Like a lot of places Minnesota relied on bad modeling in part as a justification for stupid, futile, extremely damaging virus suppression measures. Unlike a lot of other places, Minnesota wasted money on its very own bad model, awful in fact. Regular readers may recall the series of posts I wrote critiquing the model. I offered multiple times to provide feedback and aid to an obviously inept modeling group, the Z team of modeling if you will, but they didn’t need any help. Governor Walz, the Incompetent Blowhard, first pimped the model and bragged on it as though he wrote it himself, and maybe he did, it is that bad. He deleted, or attempted to delete his early press conferences in which he attributed his actions to close schools, businesses and lock people indoors on the model.
Now we learn the state will spend $17 million determining what went wrong with the model. Be happy to share my insights and ideas for a better model for free. So I wrote an op-ed for the Star Tribune on the topic. The Strib published several of my epidemic op-eds before it became an overt arm of the Democrat Party. They said they would pass on this one. Criticism of Walz is verboten under Fuhrer Grove’s reign. But Powerline very graciously published it and you can read it below as well. I stand by every word.
MINNESOTA REVISITS COMPLETELY FLAWED PANDEMIC MODEL
We learned this week that the State of Minnesota intends to use a $17 million dollar grant to study why the model developed by the state for use during the CV-19 epidemic was a mere million miles from reality. You will recall that under the model as many as 50,000 Minnesotans would die and many more be hospitalized and those predictions were utilized as the basis for closing schools and businesses, forcing people to stay indoors and visiting numerous other futile and damaging viral suppression measures upon the citizenry. Those suppression measures have done immense damage to Minnesotans, far more than the epidemic itself, particularly to children.
Governor Walz repeatedly bragged about the model and how unique we were in developing it to guide policy. He has scrubbed his press conferences from YouTube and other sources so they couldn’t be used against him, but once something is on the internet, it is always there. And he clearly used the model to justify the shutdowns and his accompanying terror campaign of unrelenting fearmongering, which led to anxiety, depression, greater drug and alcohol use and most importantly, missed health care that will cause deaths and more serious disease for years.
The model was built by a particularly inept team, which seemed to not have a grasp on basic modeling or statistical principals. At one point this paper ran a story about how wonderful it was that graduate students at the University of Minnesota were participating in the project. That should have been a clear warning sign of impending disaster. In fairness, many other models were equally poorly constructed, but there was a small group of independent statisticians and epidemiologists who early on created models which proved to be far more accurate.

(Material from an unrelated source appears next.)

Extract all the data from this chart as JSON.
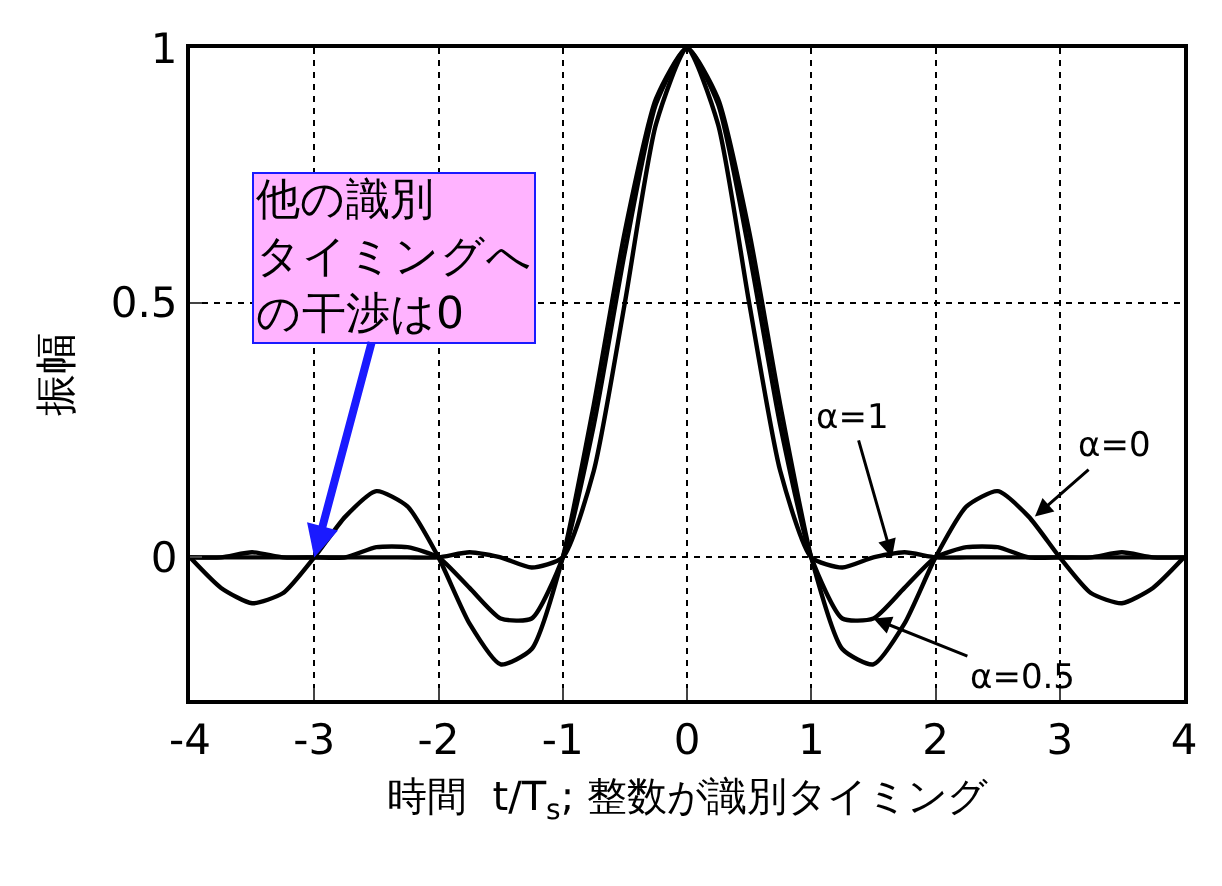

I and others attempted to repeatedly point out to the modeling team the major flaws in their model, but we were either ignored or told that the team knew what it was doing. I ran a whole series of posts on the flaws and how the model could be improved. Good models in health care are all built on large databases of past information. A common example is identifying the best treatment patterns for a disease. You can take large claim and electronic medical records of the care delivered by many physicians in different ways to a huge number of patients, examine outcomes and extract a model which says the best method for treating this disease for this type of patient is X.
An early epidemic model by definition does not have a large database of past events. A common truism about models is that they only tell the modeler what the modeler tells them to tell him or her. Lacking sufficient data, the Minnesota team essentially made up parameters and inputs. And they made incredibly basic errors. It is common knowledge that in an infectious disease epidemic the people most likely to become infected and to experience serious disease are those in poor health condition, whether due to age or pre-existing disease. So the early part of an epidemic will see disproportionately high rates of hospitalization and death. Not accounting for this is a failure to do the fundamental check that the population sample for the data you are using is representative of the population as a whole. The virus didn’t “sample” or infect the population randomly, it infected certain parts of the population in a highly preferential manner.
The failure to account for extensive variation in the susceptibility of the population to infection, in viral load, in transmission circumstances, and other crucial parameters led to a model that was far too simplistic and not concordant with the reality of the epidemic as it unfolded. And again, in fairness to the team, much of the data critical to building a good model simply wasn’t well understood, including basic facts about the infectivity and survivability of the virus itself, and viral transmission dynamics, something we still don’t have a clear picture of.
I would not have a high confidence level in getting any better model by using essentially the same group and approach that produced the first disaster. The state would spend its money far better by engaging those groups which did produce better models and by involving people who demonstrated innovative approaches. But we also should recognize how foolish it is to determine public policy based on models, particularly in the early phase of the epidemic. I would hope that would be a key lesson from the now widely-acknowledged failure of shutdowns, school closures, social distancing, plastic barriers, masking and other measures.